Scooter Braun Used to Worry 'Every Night' that Justin Bieber Was 'Going to Die' of an Overdose
LatestEarlier this week, Justin Bieber’s longtime manager Scooter Braun sat down with Van Lathan’s The Red Pill podcast (via Page Six) and gave an uncharacteristically candid interview. In it, Braun reveals JB’s past bad behaviors (DUIs, arrests, lawsuits, etc) worried him to the point where he feared the young singer was going to die. He said:
“There was a time when I would go to sleep almost every night when he had the money to fly away from me and I was worried every night that I was gonna lose him. That was the time when I was telling him he’s not allowed to work. He used to yell and scream at me and he wanted to put music out. He wanted to tour, but I thought if he did that, he would die. So I just refused. We weren’t making any money, it wasn’t like I was trying to take advantage. I didn’t want him to work, I wanted him to get healthy.”
Braun saying that he “wasn’t trying to take advantage” of Bieber feels like unusually defensive language to me, but it’s more understandable when you recognize that Braun’s discovery of Bieber when he was just a kid more or less made his career.
Then, without revealing too much (namely, what substances Bieber was abusing and the extent of its damage,) Braun admits to having attended Al-Anon meetings when things got serious:
“I thought he was going to die. I thought he was going to sleep one night and that he would have so much crap in his system that he would not wake up the next morning. I was trying to monitor him from a distance, I would fly after him at times, all kinds of different stuff…

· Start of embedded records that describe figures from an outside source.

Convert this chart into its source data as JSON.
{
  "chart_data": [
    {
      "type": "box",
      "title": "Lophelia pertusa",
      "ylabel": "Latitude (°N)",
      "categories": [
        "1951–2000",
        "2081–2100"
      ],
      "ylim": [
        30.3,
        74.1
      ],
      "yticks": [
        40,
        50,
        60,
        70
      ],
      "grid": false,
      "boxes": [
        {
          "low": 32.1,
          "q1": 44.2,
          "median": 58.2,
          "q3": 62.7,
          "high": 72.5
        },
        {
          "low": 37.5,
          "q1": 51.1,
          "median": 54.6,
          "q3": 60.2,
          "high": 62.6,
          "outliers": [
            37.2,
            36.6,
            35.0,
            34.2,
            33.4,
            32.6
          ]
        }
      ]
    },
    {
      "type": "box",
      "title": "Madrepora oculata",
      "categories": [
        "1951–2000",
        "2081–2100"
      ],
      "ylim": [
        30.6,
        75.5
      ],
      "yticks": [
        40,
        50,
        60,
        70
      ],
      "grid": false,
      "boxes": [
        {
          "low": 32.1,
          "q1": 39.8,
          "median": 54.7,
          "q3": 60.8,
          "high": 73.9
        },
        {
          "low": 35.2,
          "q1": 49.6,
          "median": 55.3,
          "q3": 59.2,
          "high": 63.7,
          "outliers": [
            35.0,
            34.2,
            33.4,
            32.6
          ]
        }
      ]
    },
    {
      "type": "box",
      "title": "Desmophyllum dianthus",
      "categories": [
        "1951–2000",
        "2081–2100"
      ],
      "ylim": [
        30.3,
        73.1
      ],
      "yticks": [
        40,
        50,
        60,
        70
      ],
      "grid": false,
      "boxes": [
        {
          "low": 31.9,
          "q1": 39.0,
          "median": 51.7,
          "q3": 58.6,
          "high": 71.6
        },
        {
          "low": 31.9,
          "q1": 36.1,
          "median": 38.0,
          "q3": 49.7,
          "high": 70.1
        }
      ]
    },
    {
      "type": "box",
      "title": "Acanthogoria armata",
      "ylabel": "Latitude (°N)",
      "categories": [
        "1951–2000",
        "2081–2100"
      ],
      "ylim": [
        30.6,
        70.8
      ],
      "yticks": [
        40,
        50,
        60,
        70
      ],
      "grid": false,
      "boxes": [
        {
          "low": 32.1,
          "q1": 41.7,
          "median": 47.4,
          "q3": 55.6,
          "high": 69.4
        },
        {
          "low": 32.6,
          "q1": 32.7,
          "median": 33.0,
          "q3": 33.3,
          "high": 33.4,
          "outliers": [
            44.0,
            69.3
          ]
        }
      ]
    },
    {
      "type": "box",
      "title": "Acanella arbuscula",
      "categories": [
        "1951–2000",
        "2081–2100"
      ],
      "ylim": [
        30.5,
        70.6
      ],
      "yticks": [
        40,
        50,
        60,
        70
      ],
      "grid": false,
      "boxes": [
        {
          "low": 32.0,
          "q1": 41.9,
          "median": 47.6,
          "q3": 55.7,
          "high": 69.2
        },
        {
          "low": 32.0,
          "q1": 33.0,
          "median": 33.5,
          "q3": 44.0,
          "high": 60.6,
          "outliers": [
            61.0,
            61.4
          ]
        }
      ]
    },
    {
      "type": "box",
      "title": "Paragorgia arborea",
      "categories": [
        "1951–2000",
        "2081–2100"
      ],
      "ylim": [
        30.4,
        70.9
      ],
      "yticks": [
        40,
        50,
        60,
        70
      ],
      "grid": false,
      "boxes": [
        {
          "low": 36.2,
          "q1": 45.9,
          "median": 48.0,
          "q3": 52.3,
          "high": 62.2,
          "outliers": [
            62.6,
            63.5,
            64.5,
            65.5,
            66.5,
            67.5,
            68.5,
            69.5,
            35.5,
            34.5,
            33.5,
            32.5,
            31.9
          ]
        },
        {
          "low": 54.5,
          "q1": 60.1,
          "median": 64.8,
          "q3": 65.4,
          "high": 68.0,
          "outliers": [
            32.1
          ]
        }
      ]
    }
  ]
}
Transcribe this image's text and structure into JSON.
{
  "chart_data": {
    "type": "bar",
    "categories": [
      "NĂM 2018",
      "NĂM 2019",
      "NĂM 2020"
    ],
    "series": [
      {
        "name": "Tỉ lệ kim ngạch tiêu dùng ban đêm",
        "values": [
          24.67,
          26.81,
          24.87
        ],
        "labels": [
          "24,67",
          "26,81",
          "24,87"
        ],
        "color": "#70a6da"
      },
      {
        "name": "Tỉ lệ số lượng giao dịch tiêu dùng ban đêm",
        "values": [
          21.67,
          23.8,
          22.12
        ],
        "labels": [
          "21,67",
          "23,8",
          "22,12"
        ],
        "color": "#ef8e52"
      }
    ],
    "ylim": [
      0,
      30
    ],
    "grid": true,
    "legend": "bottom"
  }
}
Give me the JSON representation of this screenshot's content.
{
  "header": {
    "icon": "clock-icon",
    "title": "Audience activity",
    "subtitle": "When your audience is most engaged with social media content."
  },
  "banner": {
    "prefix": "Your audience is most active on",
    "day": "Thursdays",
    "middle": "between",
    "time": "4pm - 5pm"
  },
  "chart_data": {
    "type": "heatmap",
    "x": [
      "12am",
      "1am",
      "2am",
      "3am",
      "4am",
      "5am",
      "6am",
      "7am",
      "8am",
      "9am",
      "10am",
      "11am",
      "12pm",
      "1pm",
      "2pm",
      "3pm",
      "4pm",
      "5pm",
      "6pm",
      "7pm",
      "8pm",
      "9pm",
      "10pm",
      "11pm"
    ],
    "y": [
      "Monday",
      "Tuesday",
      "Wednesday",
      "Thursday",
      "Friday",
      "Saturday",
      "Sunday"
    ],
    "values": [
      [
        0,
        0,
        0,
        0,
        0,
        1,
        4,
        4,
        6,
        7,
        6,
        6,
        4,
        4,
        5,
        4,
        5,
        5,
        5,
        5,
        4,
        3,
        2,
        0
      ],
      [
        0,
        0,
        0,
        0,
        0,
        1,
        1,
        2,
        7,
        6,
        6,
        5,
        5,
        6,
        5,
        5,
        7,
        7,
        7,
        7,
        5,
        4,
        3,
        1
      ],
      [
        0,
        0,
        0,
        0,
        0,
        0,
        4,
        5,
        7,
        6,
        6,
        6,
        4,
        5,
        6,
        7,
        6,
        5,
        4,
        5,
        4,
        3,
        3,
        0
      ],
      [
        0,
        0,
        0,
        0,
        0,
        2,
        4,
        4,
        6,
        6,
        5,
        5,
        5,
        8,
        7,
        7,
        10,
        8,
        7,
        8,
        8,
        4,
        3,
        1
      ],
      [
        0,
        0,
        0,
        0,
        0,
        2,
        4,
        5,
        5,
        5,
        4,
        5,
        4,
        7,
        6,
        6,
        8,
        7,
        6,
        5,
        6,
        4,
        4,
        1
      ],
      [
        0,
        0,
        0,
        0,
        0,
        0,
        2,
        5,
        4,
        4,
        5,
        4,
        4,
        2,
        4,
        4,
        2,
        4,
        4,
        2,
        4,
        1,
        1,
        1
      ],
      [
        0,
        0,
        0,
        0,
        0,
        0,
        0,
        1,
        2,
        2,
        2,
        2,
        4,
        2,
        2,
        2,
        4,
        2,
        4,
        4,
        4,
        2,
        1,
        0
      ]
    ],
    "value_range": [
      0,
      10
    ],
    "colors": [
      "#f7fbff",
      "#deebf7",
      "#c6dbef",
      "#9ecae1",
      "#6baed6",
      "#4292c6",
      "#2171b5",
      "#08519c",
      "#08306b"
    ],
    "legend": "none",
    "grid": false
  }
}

I think that he made a conscious choice for himself to change. For a year and a half, I failed miserably trying to help him because for a year and a half he didn’t change, and I made every effort you can imagine. It wasn’t until one day he woke up and said, ‘Hey, I need to talk to you. I don’t want to be this person anymore.’ And he made the decision to change, and actually put that into action, and the result is who he’s become today, and that is the result of his own decision, no one else’s.”
Call me cynical, but I think we’d all benefit from hearing what exactly Braun means by “I made every effort you can imagine”—the guy certainly has fiscal concerns that might not overlap with instructing Bieber to take a break from working and get help ASAP, but I digress.